Эта надежда помогала преодолевать трудности. Во время войны село сожгли. Уцелело  несколько домов. Но вскоре на пепелище выросли глиняные топтанки, а на их месте затем — удобные деревянные и кирпичные дома (с крышами из шифера и металла). Село стало краше и уютнее, чем до войны.
— Столько десятилетий улетело с тех пор, — вспоминает мать, — но наша жизнь становится не лучше, а хуже. Никто не стреляет, не убивает, а люди куда-то исчезают.
Вполне согласен с нею. Лучшие в мире черноземы  пустуют,  брошены на произвол судьбы. А люди пустились в бега искать свое счастье в городах и на ударных стройках, оставив землю немощным старикам.
Взять хотя бы наш областной центр. Из глухого провинциального городка он превратился в полумиллионный город, вобрав в себя судьбы сотен тысяч людей из тех же заброшенных деревень.
Вспоминаю наш цех и такие приевшиеся рабочим поездки в село. Старшой объявляет, что Павленко и Котляренко за селом закреплены на весь период. Они побывали в медвытрезвителе, пусть мозги проветрят, подумают над своим поведением.
Затем просит поднять руки тех, кто родом из села. Таких большинство. Спрашивает:
— Кто умеет отличать всходы свеклы от сурепки?
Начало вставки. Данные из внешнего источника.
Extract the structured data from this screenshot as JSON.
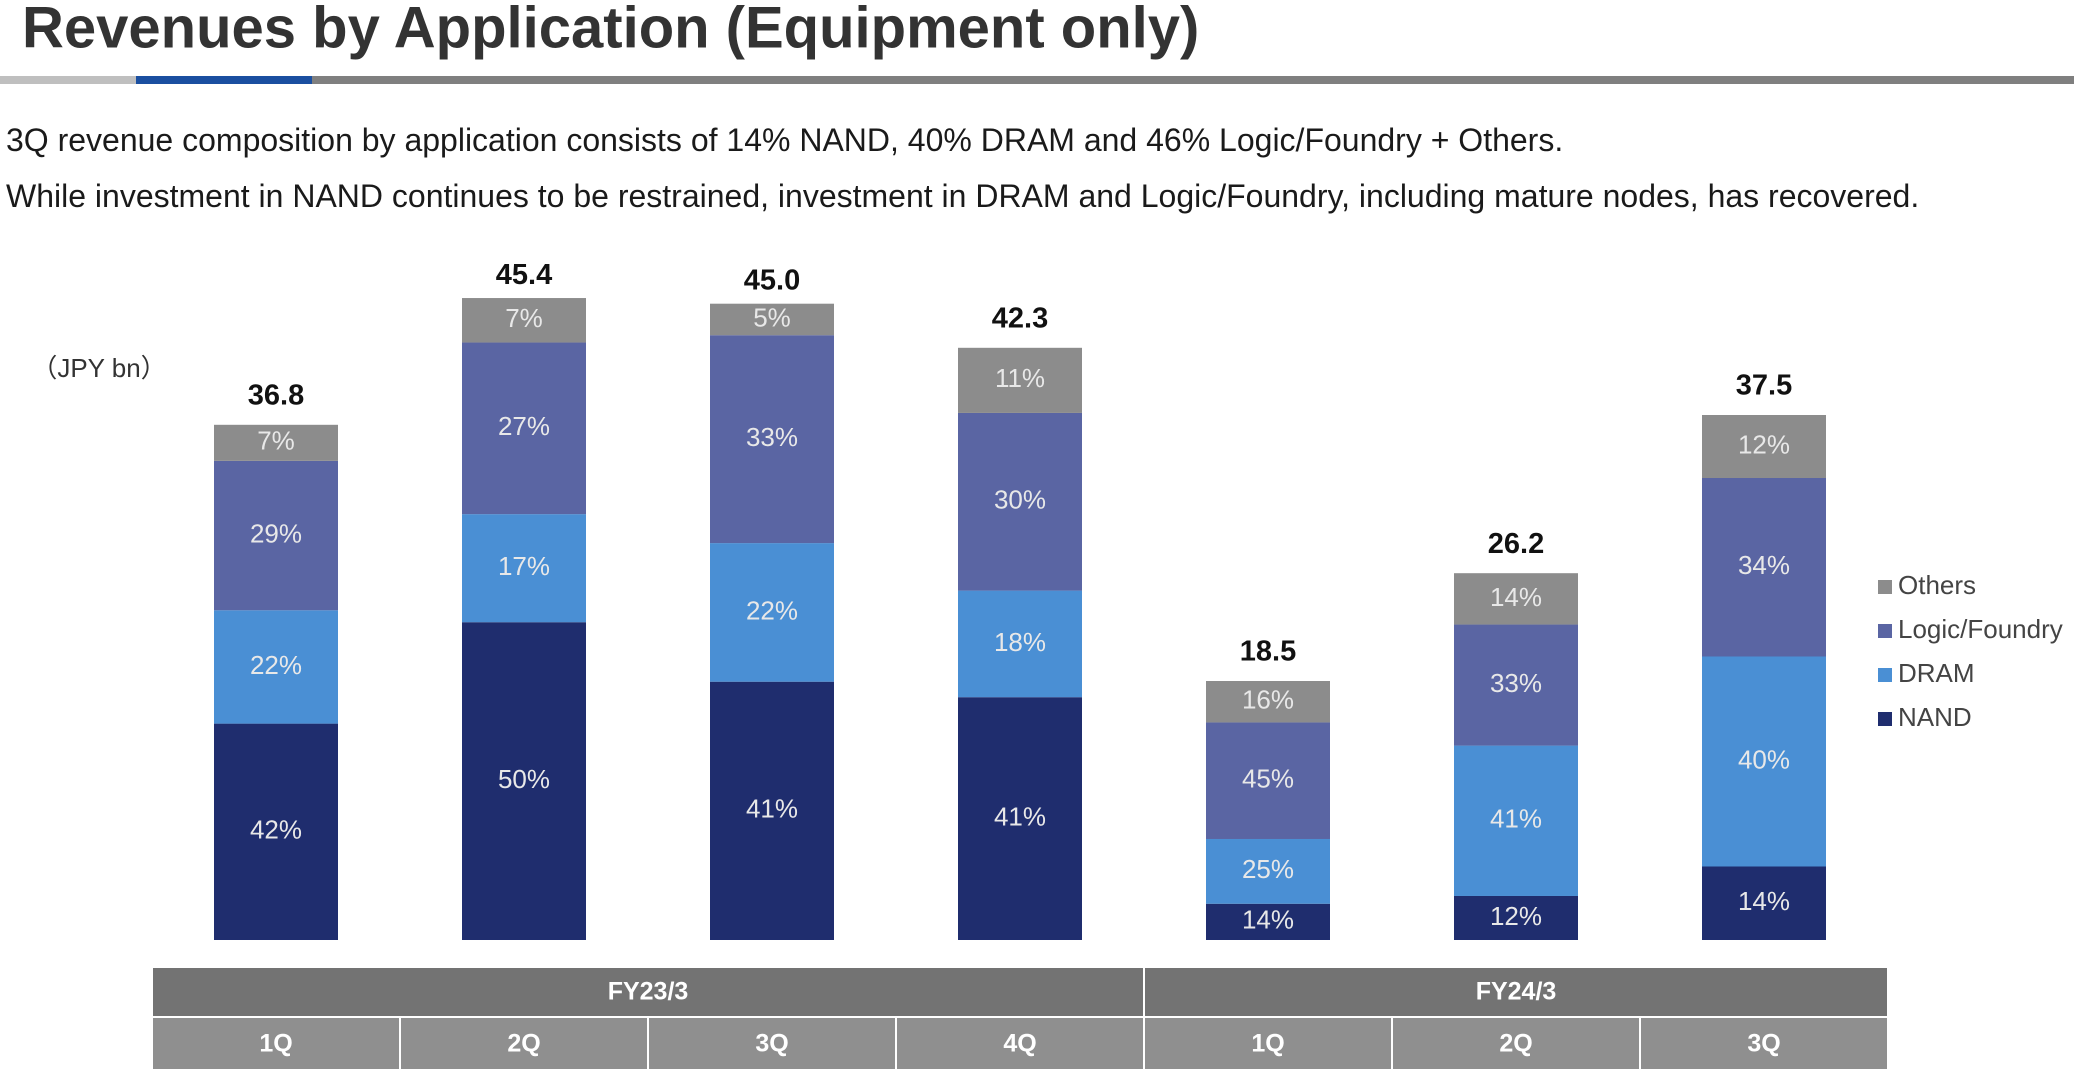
{
  "chart_data": {
    "type": "stacked_percent_bar",
    "title": "Revenues by Application (Equipment only)",
    "notes": [
      "3Q revenue composition by application consists of 14% NAND, 40% DRAM and 46% Logic/Foundry + Others.",
      "While investment in NAND continues to be restrained, investment in DRAM and Logic/Foundry, including mature nodes, has recovered."
    ],
    "unit_label": "（JPY bn）",
    "groups": [
      {
        "name": "FY23/3",
        "categories": [
          "1Q",
          "2Q",
          "3Q",
          "4Q"
        ]
      },
      {
        "name": "FY24/3",
        "categories": [
          "1Q",
          "2Q",
          "3Q"
        ]
      }
    ],
    "totals": [
      36.8,
      45.4,
      45.0,
      42.3,
      18.5,
      26.2,
      37.5
    ],
    "total_labels": [
      "36.8",
      "45.4",
      "45.0",
      "42.3",
      "18.5",
      "26.2",
      "37.5"
    ],
    "series": [
      {
        "name": "NAND",
        "color": "#1f2d6e",
        "values": [
          42,
          50,
          41,
          41,
          14,
          12,
          14
        ],
        "value_labels": [
          "42%",
          "50%",
          "41%",
          "41%",
          "14%",
          "12%",
          "14%"
        ]
      },
      {
        "name": "DRAM",
        "color": "#4a8fd4",
        "values": [
          22,
          17,
          22,
          18,
          25,
          41,
          40
        ],
        "value_labels": [
          "22%",
          "17%",
          "22%",
          "18%",
          "25%",
          "41%",
          "40%"
        ]
      },
      {
        "name": "Logic/Foundry",
        "color": "#5a65a3",
        "values": [
          29,
          27,
          33,
          30,
          45,
          33,
          34
        ],
        "value_labels": [
          "29%",
          "27%",
          "33%",
          "30%",
          "45%",
          "33%",
          "34%"
        ]
      },
      {
        "name": "Others",
        "color": "#8c8c8c",
        "values": [
          7,
          7,
          5,
          11,
          16,
          14,
          12
        ],
        "value_labels": [
          "7%",
          "7%",
          "5%",
          "11%",
          "16%",
          "14%",
          "12%"
        ]
      }
    ],
    "legend": "right"
  }
}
По поднятым рукам видно, что таких значительно меньше.
Мы все равно вынуждены возвращаться в село. Только не хозяевами и даже не поденщиками. Одни совершают набеги на поля (иначе не назовешь) —  по принуждению,  другие — по желанию, чтобы развеяться. А много ли пользы и от первых и от вторых?
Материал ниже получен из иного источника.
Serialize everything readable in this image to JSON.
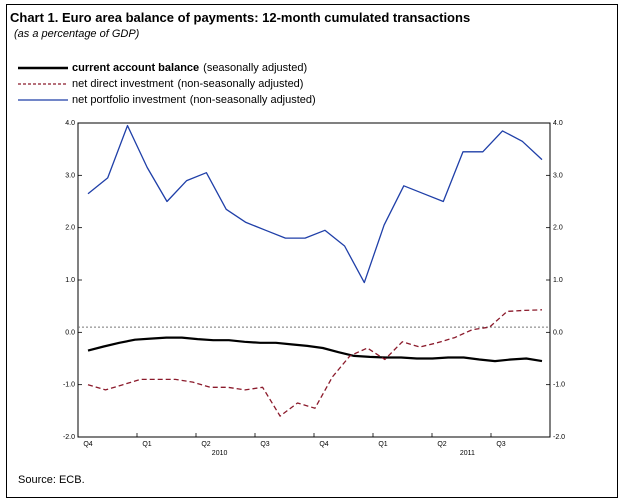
{
  "title": "Chart 1. Euro area balance of payments: 12-month cumulated transactions",
  "subtitle": "(as a percentage of GDP)",
  "legend": [
    {
      "label": "current account balance",
      "note": "(seasonally adjusted)",
      "color": "#000000",
      "style": "solid-thick"
    },
    {
      "label": "net direct investment",
      "note": "(non-seasonally adjusted)",
      "color": "#8b1a2b",
      "style": "dashed"
    },
    {
      "label": "net portfolio investment",
      "note": "(non-seasonally adjusted)",
      "color": "#1f3fa8",
      "style": "solid"
    }
  ],
  "source": "Source: ECB.",
  "chart_data": {
    "type": "line",
    "title": "Chart 1. Euro area balance of payments: 12-month cumulated transactions",
    "subtitle": "(as a percentage of GDP)",
    "ylim": [
      -2.0,
      4.0
    ],
    "y_ticks_left": [
      "4.0",
      "3.0",
      "2.0",
      "1.0",
      "0.0",
      "-1.0",
      "-2.0"
    ],
    "y_ticks_right": [
      "4.0",
      "3.0",
      "2.0",
      "1.0",
      "0.0",
      "-1.0",
      "-2.0"
    ],
    "x_period_labels": [
      "Q4",
      "Q1",
      "Q2",
      "Q3",
      "Q4",
      "Q1",
      "Q2",
      "Q3"
    ],
    "x_year_labels": [
      "2010",
      "2011"
    ],
    "reference_line": {
      "y": 0.1,
      "style": "dotted"
    },
    "legend_position": "top-left",
    "series": [
      {
        "name": "current account balance",
        "values": [
          -0.35,
          -0.27,
          -0.2,
          -0.14,
          -0.12,
          -0.1,
          -0.1,
          -0.13,
          -0.15,
          -0.15,
          -0.18,
          -0.2,
          -0.2,
          -0.23,
          -0.26,
          -0.3,
          -0.38,
          -0.45,
          -0.47,
          -0.48,
          -0.48,
          -0.5,
          -0.5,
          -0.48,
          -0.48,
          -0.52,
          -0.55,
          -0.52,
          -0.5,
          -0.55
        ]
      },
      {
        "name": "net direct investment",
        "values": [
          -1.0,
          -1.1,
          -1.0,
          -0.9,
          -0.9,
          -0.9,
          -0.95,
          -1.05,
          -1.05,
          -1.1,
          -1.05,
          -1.6,
          -1.35,
          -1.45,
          -0.85,
          -0.45,
          -0.3,
          -0.52,
          -0.18,
          -0.28,
          -0.2,
          -0.1,
          0.05,
          0.1,
          0.4,
          0.42,
          0.43
        ]
      },
      {
        "name": "net portfolio investment",
        "values": [
          2.65,
          2.95,
          3.95,
          3.15,
          2.5,
          2.9,
          3.05,
          2.35,
          2.1,
          1.95,
          1.8,
          1.8,
          1.95,
          1.65,
          0.95,
          2.05,
          2.8,
          2.65,
          2.5,
          3.45,
          3.45,
          3.85,
          3.65,
          3.3
        ]
      }
    ]
  }
}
Об этом задумываемся мало. Зато возмущаемся, что в наших магазинах ни колбасы, ни мяса, ни масла не купишь.
 Разговор с матерью задевает за живое.  Хочется с кем-то еще поделиться своими мыслями, убедиться, что ты не один на этом кусочке земли, что кроме матери есть люди, которые понимают, что наше село умирает, что без него не выживет ни нация, ни страна.
Выхожу на улицу. Там ни единой  души. Стучу Петровичу. Громко лает собака, но дом по-прежнему зияет черными окнами.
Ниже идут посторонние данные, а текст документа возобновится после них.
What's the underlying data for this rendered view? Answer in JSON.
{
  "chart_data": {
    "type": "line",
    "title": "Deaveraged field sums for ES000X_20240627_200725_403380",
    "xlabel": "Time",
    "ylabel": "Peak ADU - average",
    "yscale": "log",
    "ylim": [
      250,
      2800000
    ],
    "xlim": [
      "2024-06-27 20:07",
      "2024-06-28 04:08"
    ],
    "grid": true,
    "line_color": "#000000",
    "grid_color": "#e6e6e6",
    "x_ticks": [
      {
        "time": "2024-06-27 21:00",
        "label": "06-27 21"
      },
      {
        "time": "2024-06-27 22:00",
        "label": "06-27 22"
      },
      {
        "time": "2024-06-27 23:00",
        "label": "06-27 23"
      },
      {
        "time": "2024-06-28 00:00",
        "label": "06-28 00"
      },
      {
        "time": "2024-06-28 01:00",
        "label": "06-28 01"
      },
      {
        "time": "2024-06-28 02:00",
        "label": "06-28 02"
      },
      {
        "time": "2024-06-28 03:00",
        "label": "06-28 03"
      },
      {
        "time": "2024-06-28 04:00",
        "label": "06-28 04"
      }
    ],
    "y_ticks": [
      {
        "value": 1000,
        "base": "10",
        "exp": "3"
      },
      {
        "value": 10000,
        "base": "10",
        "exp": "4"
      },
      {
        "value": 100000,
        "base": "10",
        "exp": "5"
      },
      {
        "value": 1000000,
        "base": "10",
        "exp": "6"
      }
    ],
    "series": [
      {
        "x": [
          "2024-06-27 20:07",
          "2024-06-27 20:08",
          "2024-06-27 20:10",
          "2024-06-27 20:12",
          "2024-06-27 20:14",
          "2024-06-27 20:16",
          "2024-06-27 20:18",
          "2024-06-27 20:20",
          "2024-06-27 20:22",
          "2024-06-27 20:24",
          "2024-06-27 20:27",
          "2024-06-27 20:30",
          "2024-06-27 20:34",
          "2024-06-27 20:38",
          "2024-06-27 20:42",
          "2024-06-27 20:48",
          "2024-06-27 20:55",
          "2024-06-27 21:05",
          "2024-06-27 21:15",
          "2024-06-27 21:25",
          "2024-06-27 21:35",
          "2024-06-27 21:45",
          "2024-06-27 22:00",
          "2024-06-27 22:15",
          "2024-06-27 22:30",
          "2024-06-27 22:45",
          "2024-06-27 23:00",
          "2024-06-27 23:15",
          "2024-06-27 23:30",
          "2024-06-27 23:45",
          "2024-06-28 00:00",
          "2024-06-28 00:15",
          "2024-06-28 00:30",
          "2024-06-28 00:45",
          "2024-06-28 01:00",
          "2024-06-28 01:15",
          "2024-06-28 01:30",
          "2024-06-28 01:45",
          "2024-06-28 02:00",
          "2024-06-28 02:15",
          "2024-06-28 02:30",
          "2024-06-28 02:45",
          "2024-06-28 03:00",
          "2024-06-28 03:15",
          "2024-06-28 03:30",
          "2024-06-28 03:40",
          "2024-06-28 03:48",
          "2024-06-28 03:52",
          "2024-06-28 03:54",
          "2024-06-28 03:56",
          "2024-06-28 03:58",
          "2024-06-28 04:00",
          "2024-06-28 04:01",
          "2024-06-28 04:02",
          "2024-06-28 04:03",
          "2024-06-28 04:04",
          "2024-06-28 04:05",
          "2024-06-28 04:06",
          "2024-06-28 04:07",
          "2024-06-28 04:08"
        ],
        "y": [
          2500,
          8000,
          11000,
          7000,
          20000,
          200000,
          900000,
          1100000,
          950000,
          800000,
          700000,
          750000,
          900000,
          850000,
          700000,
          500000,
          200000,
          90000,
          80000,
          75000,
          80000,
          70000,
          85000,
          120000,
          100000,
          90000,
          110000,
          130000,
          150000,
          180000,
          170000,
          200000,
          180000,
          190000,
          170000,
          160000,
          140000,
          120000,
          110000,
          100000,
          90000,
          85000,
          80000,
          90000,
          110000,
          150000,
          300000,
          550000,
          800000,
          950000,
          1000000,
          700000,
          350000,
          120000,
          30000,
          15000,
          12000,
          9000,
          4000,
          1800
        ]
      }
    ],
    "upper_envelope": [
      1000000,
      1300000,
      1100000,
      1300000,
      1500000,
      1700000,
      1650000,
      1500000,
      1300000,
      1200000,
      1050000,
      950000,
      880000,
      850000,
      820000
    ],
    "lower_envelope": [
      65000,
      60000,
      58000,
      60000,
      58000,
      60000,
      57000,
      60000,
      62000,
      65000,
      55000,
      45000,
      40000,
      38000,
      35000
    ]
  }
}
Наконец понимаю, что Петрович сейчас крепко спит, что только завтра рано утром он сам придет к нам и попросит опохмелиться.
Через подворье деда Гришки иду в сад. Здесь видно все, как днем. На небе светит круглолицая луна, безучастно смотрит на меня.  Морозит. Земля обнажена. С нее убраны даже самые поздние овощи, в том числе свекла и морковка. Она отдает накопленное за день тепло окружающей природе.
От земли поднимается легкий пар. Он зависает в воздухе, поражая своей неподвижностью.
В полном одиночестве иду по садам и огородам. У каждого подворья — яблони, груши, вишни, сливы...
Шагаю осторожно, боюсь наступить на яблоко или грушу, хоть прекрасно знаю, что они здесь никому не нужны.
Поднимаю с земли антоновку — старинный сорт яблок, которые сохранились, наверное, в таком виде только в наших местах.
Вокруг — тишина. Ее нарушает редкий лай собак. Дома  — пустые. В окнах лишь некоторых из них горит тусклый свет.
Раньше здесь кипела жизнь. Смеялись и пели люди, наполняли своим рокотом беспокойную симфонию ночи трактора и автомобили, а сейчас — тишина. Создается такое впечатление, что село вымерло, что я стою  на кладбище садов и домов. Становится  как-то не по себе. Огромная тоска закрадывается в сердце. Волчья тоска.
— А-а-а! — кричу.
Мне отвечает лишь стоголосое эхо.
Многие годы говорим о долге, который надо платить селу. И не догадываемся, что уже некому его платить. Надо заниматься не долгами, а делами. Самим, засучив рукава. Иначе мы просто вымрем.